Reflecterende hesjes dragen we niet en nooit hoor je ‘Auto voor’ of ‘fietser achter’ roepen, waar je op den duur ook maar een neurose van oploopt… Maar voor takken, gaten in de grond, plassen of ander ongemak wordt evenmin gewaarschuwd. Bij trailen hoort dat je zelf de weg vindt! Net als door het leven… Ook op tijden wordt niet gelet. Althans niet door de veteranen in de groep, die zijn gaan trailen mede om van die flauwekul af te zijn. Wat valt er ook te meten? Na een regenbui kan een parcours er compleet anders uitzien.

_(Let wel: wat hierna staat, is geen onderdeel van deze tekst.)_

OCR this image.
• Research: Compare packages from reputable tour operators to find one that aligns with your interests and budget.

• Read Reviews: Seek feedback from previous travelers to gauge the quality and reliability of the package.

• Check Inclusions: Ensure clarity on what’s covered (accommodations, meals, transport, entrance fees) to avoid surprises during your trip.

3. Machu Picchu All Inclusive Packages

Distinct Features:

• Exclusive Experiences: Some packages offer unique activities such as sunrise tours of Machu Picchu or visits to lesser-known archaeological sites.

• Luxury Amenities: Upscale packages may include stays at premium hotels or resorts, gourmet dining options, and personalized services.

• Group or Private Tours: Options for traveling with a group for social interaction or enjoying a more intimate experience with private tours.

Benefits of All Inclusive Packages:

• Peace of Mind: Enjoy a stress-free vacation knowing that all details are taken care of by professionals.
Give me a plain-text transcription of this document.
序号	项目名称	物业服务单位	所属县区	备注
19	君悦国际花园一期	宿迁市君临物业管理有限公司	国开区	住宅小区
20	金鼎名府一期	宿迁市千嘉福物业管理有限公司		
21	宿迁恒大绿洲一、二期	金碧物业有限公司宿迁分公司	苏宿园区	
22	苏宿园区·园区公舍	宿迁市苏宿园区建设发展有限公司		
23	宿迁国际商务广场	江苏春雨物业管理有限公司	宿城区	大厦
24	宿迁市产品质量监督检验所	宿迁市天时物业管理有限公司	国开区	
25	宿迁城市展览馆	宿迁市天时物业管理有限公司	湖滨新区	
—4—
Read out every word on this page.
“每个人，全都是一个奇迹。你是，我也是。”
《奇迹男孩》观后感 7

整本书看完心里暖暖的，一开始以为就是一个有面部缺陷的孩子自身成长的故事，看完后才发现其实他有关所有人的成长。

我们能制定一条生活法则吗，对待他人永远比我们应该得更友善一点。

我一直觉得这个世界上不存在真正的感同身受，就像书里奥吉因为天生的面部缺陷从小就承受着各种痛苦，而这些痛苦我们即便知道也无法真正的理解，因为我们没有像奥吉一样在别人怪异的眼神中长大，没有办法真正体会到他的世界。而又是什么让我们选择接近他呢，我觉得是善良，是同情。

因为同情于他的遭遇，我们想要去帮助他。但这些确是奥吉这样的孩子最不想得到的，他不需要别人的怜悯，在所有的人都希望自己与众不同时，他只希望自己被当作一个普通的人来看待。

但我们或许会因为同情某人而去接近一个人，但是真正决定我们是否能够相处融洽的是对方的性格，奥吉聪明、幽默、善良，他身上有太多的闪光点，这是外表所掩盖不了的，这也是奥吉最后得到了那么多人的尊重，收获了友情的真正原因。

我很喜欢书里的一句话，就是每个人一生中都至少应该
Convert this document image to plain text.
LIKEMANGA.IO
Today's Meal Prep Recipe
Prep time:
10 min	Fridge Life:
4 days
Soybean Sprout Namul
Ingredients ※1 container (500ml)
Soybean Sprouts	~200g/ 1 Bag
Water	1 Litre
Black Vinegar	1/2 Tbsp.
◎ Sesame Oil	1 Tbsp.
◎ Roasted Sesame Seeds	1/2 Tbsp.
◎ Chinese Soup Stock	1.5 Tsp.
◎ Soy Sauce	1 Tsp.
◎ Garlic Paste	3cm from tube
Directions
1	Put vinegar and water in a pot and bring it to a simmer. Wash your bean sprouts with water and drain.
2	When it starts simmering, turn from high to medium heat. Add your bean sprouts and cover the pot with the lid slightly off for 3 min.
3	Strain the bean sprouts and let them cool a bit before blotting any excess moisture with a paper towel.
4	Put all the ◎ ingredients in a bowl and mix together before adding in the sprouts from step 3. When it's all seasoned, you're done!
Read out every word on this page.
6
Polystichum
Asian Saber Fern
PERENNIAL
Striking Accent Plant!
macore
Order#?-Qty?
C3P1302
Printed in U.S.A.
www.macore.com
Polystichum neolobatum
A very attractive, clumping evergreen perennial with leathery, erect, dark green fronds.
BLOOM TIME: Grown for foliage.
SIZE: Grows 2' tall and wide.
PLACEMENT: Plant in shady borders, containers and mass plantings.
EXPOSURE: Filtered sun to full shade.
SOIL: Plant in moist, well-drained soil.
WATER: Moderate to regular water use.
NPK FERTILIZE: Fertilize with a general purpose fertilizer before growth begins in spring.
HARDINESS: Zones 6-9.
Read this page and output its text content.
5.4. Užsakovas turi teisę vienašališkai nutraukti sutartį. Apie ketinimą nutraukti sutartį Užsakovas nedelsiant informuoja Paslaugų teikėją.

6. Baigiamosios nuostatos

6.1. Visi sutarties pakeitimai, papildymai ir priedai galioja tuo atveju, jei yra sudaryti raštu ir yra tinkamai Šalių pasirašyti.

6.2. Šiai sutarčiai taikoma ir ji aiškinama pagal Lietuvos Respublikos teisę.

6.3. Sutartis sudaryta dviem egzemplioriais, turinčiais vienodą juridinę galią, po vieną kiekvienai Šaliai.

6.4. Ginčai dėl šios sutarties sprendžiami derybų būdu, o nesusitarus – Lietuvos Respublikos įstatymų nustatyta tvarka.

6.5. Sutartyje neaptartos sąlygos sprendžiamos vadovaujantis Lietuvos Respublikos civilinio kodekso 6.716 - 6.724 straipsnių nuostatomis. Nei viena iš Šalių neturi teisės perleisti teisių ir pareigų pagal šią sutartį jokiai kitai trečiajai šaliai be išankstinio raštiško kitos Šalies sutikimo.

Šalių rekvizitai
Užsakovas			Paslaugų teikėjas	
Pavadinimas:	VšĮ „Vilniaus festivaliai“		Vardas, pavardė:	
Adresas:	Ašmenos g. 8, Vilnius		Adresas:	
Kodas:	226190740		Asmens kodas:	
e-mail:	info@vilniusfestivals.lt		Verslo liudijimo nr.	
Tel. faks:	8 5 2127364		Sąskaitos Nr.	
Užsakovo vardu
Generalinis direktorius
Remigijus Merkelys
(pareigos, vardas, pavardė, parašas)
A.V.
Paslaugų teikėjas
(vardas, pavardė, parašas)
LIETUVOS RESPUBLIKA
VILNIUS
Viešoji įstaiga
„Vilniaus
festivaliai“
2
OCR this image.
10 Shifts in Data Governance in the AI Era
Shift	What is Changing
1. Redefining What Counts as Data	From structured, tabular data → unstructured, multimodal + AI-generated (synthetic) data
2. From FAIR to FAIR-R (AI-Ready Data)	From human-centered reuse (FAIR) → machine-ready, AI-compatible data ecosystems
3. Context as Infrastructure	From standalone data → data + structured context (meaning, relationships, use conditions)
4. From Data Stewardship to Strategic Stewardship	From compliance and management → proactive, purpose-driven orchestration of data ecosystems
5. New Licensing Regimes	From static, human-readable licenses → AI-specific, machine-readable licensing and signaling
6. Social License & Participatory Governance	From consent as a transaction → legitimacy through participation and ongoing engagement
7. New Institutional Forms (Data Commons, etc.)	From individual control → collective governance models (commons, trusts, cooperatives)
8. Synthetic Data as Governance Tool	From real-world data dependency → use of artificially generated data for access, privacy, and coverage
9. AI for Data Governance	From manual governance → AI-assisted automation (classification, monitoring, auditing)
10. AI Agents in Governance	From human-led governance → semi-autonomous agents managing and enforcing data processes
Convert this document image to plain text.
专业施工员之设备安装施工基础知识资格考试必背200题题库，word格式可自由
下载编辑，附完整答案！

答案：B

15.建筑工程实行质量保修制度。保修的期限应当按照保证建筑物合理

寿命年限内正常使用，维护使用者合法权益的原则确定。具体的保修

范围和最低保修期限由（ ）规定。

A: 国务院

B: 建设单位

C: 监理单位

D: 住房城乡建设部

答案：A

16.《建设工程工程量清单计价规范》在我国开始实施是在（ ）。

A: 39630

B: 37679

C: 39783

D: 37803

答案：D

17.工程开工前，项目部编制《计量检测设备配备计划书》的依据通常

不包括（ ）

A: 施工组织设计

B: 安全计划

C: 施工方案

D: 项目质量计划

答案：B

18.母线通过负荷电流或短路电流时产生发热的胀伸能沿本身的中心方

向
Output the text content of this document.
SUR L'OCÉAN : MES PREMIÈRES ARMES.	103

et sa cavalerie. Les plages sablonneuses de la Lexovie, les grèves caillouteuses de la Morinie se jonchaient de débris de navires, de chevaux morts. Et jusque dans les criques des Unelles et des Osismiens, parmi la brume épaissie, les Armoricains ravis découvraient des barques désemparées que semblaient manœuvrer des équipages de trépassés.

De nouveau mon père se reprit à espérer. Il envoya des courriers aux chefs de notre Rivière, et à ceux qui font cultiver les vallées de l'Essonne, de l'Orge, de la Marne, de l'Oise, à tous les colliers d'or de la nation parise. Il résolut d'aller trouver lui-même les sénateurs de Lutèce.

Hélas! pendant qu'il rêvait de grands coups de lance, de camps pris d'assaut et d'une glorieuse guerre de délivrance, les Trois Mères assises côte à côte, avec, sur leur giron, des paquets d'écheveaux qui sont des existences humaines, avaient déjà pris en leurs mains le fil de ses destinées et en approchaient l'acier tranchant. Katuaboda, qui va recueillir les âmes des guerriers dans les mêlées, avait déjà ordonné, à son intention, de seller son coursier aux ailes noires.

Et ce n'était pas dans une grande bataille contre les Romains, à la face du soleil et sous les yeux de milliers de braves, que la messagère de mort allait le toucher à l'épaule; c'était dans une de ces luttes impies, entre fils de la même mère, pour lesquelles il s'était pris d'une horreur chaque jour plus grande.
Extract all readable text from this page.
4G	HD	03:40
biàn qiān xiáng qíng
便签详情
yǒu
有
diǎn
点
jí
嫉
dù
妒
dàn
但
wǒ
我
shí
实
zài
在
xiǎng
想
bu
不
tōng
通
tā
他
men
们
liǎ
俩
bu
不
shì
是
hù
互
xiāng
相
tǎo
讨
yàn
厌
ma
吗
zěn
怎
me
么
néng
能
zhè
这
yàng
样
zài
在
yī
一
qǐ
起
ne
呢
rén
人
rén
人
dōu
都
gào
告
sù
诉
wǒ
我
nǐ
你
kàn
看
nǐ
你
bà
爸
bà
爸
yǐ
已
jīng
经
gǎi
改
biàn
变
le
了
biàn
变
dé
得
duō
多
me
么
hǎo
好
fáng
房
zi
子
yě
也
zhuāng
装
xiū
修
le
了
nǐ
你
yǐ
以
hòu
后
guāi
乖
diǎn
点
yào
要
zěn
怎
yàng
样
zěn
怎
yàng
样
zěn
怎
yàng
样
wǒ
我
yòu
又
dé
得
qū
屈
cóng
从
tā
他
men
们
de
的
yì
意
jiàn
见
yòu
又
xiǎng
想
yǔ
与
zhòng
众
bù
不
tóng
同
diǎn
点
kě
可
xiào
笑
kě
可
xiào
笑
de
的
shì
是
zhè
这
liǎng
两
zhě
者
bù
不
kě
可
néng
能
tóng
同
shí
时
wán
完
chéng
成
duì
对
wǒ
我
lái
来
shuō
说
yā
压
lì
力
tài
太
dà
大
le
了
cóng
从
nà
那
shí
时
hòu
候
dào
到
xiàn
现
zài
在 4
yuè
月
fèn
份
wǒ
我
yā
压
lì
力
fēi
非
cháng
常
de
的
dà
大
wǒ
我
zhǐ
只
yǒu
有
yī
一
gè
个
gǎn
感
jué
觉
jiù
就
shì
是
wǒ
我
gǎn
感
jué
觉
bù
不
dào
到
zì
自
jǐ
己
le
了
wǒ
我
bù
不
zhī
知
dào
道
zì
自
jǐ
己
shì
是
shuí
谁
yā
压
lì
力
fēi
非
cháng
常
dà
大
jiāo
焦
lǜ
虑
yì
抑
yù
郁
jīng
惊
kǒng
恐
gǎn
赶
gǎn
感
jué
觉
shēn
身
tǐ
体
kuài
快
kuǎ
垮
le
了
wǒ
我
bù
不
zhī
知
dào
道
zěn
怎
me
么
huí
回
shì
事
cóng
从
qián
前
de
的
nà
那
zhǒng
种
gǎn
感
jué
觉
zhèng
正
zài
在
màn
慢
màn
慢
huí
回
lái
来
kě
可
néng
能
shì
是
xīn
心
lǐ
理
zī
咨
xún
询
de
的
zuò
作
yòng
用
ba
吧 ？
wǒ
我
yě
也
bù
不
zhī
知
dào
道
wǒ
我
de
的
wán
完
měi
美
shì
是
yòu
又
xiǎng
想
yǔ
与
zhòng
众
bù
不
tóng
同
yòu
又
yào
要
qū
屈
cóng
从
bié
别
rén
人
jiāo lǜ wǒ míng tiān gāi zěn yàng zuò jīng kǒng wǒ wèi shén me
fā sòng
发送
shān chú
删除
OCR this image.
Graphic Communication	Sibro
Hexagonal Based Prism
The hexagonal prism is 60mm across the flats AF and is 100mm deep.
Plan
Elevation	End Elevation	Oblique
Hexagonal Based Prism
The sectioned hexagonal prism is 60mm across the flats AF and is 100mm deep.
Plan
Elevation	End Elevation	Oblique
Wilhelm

Deze avond lopen we een parcours bij Voorlinden. Pierre zet vlaggen uit die in het donker oplichten. De route gaat eerst omhoog over een zandheuvel, boven gevolgd door een licht stijgend pad over duingrond. Daarna gaat het naar beneden het bos in. Probeer om tijdens het dalen op je voorvoet te landen, zegt Pierre. Makkelijker gezegd dan gedaan, maar als je een beetje slingert lukt het wel. Beneden is het herstel. Rustig aan dus daar, zodat je hartslag helemaal laag is voor je weer gaat klimmen. Dan weer tegen die zandheuvel op. Korte, snelle pasjes! Net als op de fiets, wanneer je bergop naar een lichtere versnelling schakelt.
Pascal haalt me in, hij heeft er al een rondje meer op zitten. Gebruik je armen alsof je skistokken vasthoudt, zegt hij. Tik tik tik!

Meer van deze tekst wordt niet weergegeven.